In 2016, after two years in the camp, Barfi and her family fled to the mountains again, in fear that the latest ISIL attack might spill over from the attack launched into the neighbouring Mosul, Sinjar and Kirkuk. Her husband left beforehand to scout the area. Barfi has never seen her husband again.

She explains that “He never returned, and I do not know what happened to him. I don’t know if he was kidnapped or killed. I haven't heard from him since.”

When they arrived, yet again, in the mountains, Barfi only had minimal savings to buy a tent. Survival is tenuous at best with cold winters followed by hot summers and a tent provides little or no protection. Access to water was also a significant problem. At first, the soldiers would occasionally distribute rations, but when they didn't, a water tank was several hours away by foot.

IOM is supporting the rebuilding efforts in Sinjar for returning families by rebuilding homes and infrastructure destroyed by the fighting to make the communities habitable once again. Photo: IOM

Gradually, people returned from the mountains to their villages. The residents of Til Ezer were not so lucky because the area remained insecure, and their homes were destroyed.

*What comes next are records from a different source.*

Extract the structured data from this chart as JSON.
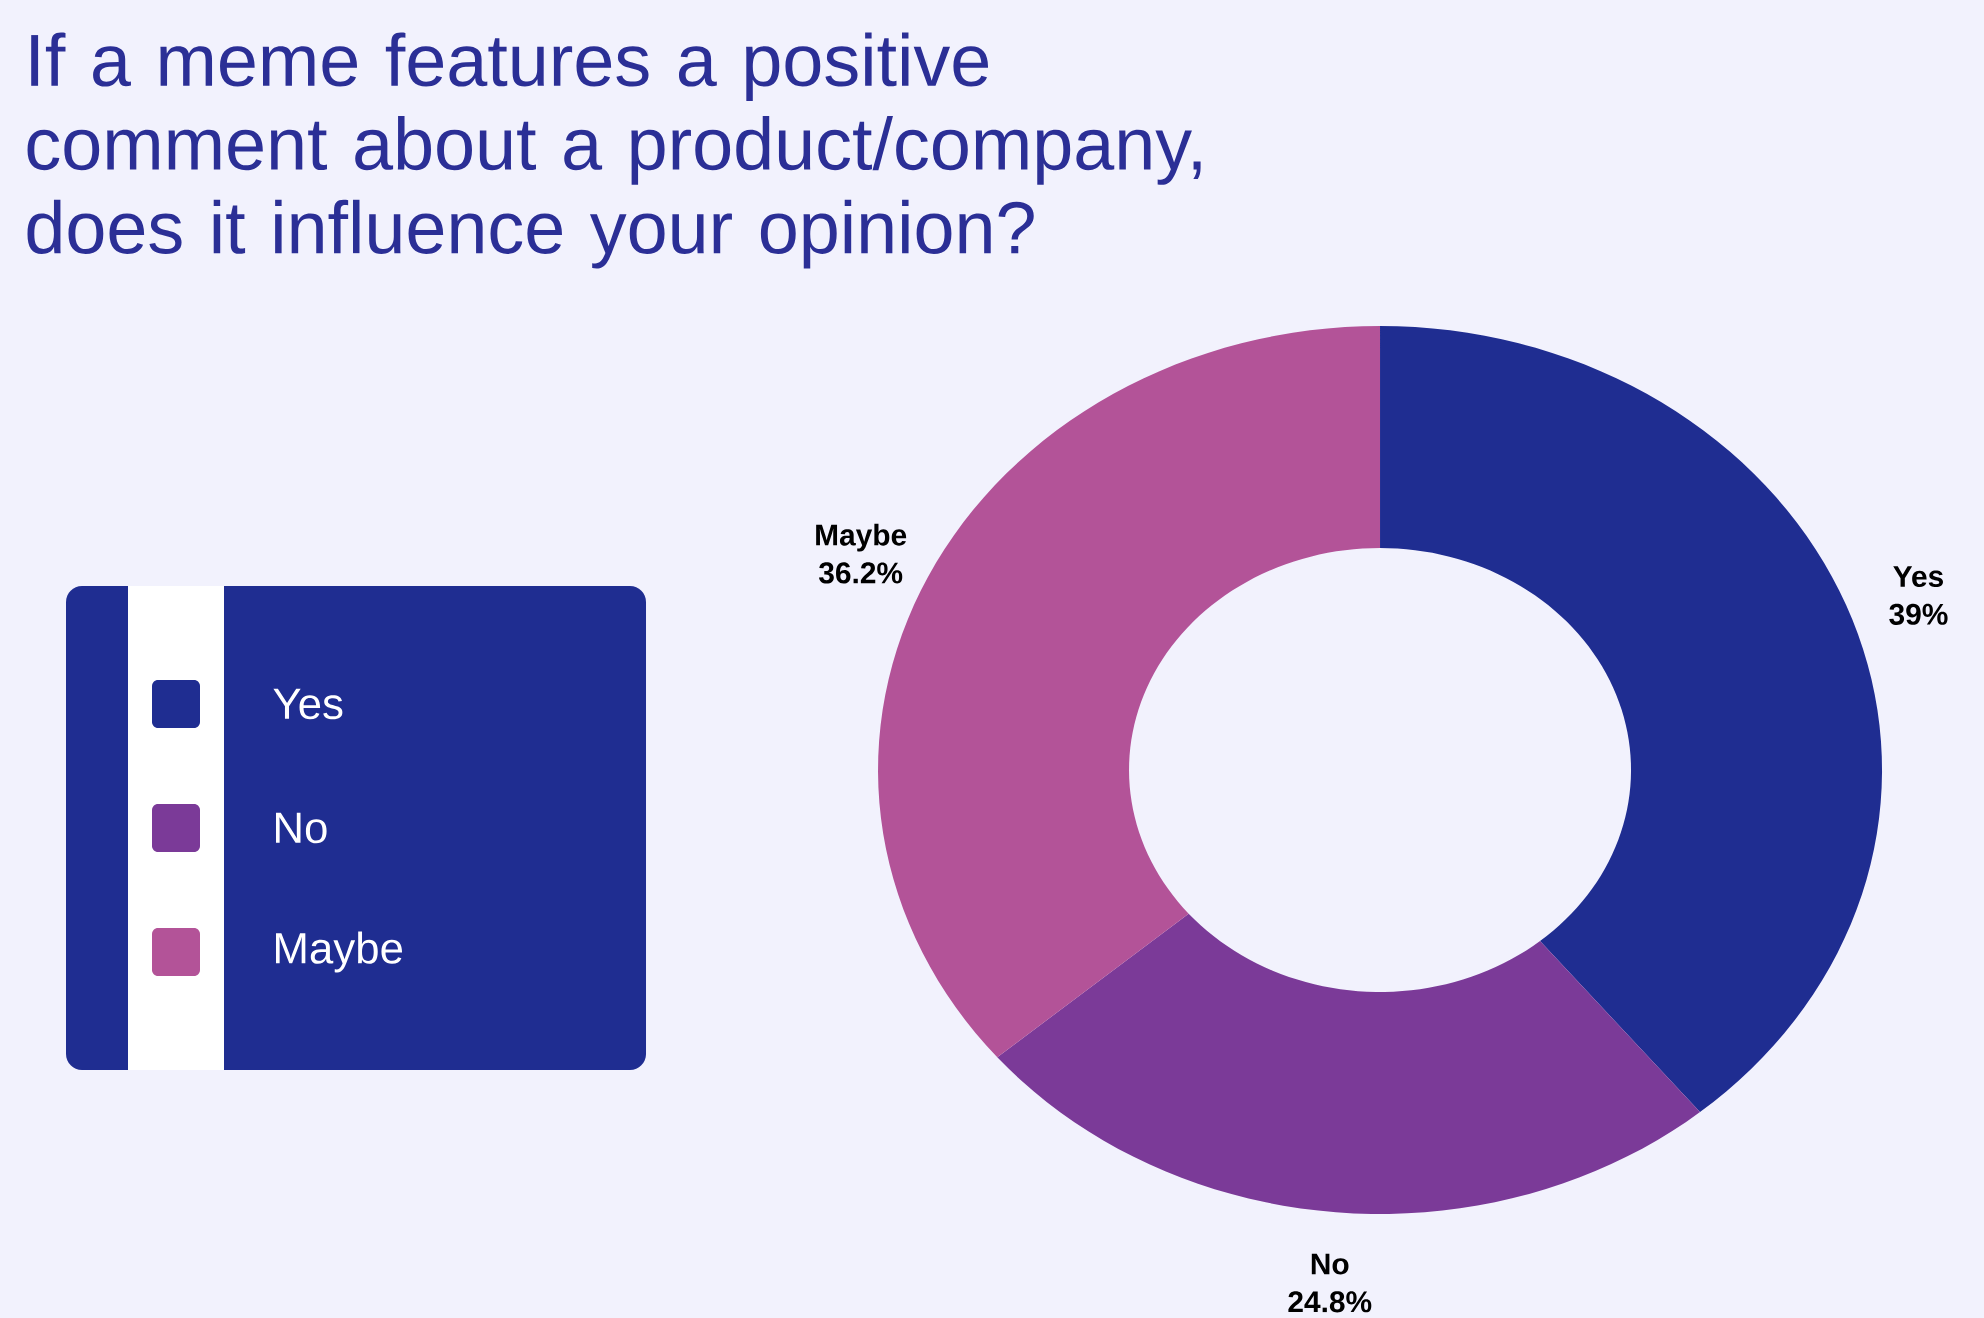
{
  "chart_data": {
    "type": "donut",
    "title": "If a meme features a positive comment about a product/company, does it influence your opinion?",
    "categories": [
      "Yes",
      "No",
      "Maybe"
    ],
    "values": [
      39,
      24.8,
      36.2
    ],
    "value_labels": [
      "39%",
      "24.8%",
      "36.2%"
    ],
    "colors": [
      "#1f2d91",
      "#7b3a98",
      "#b35398"
    ],
    "legend": "left"
  }
}
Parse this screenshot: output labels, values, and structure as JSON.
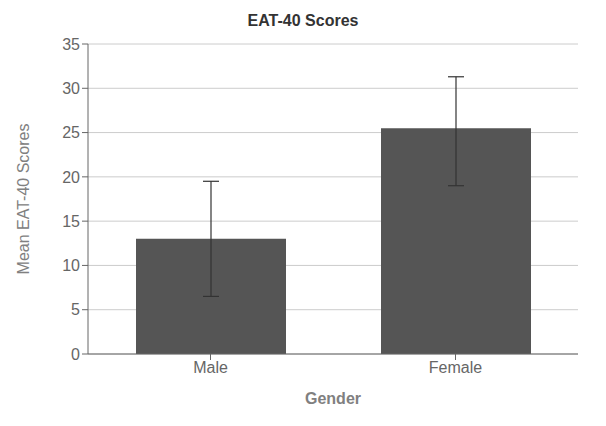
{
  "chart_data": {
    "type": "bar",
    "title": "EAT-40 Scores",
    "xlabel": "Gender",
    "ylabel": "Mean EAT-40 Scores",
    "categories": [
      "Male",
      "Female"
    ],
    "values": [
      13.0,
      25.5
    ],
    "errors_up": [
      6.5,
      5.8
    ],
    "errors_down": [
      6.5,
      6.5
    ],
    "color": "#555555",
    "ylim": [
      0,
      35
    ],
    "yticks": [
      0,
      5,
      10,
      15,
      20,
      25,
      30,
      35
    ],
    "grid": true
  }
}
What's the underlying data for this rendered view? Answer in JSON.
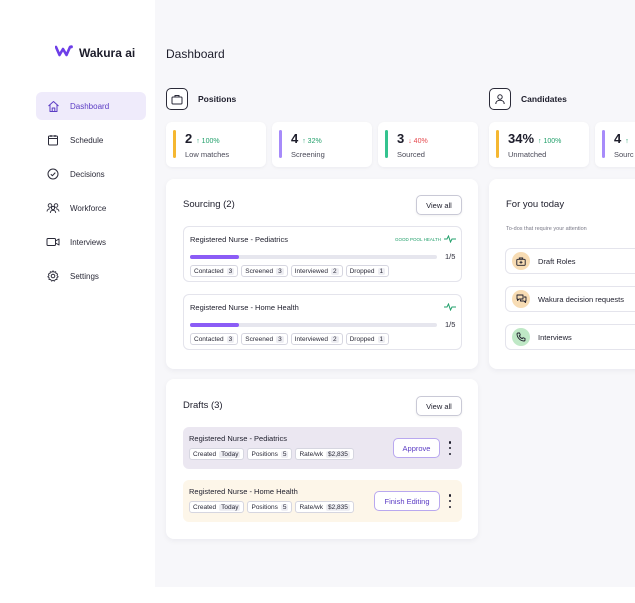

Barfi has lived in the mountain IDP camp for six years now, sharing three tents with three families – twenty people in total. 

Barfi continues to harbour hope that she and her children will return home so that she can find a job and send her children to school. Despite the trauma of losing her husband and the pervasive fear of escaping from ISIL fighters, she clings to the hope that there is a normal life for her and her children.

Like other Yazidis from Sinjar, Barfi simply wants to resume a life that has been on hold for so long.

The International Organization for Migration (IOM) is supporting the rebuilding efforts in Sinjar for returning families by rebuilding homes and infrastructure destroyed by the fighting to make the communities habitable once again.

In the subdistrict of Sinjar alone, IOM has already helped rebuild 200 shelters between 2021 and 2022 with 500 more set to follow in 2023 through Owner Driven support. This is in addition to facilitating voluntary movement for previously internally displaced persons to be able to safely return to their homes.  IOM's intervention is accompanied by economic reintegration projects that allow people to engage in income-generating activities.

International Migrants Day (18 December) is the day designated by the United Nations to raise awareness about the challenges and opportunities presented by global migration in all its forms, to advocate for the rights of migrants to be respected, and encourage the international community to work together to ensure migration is managed in a manner that is safe, orderly and dignified.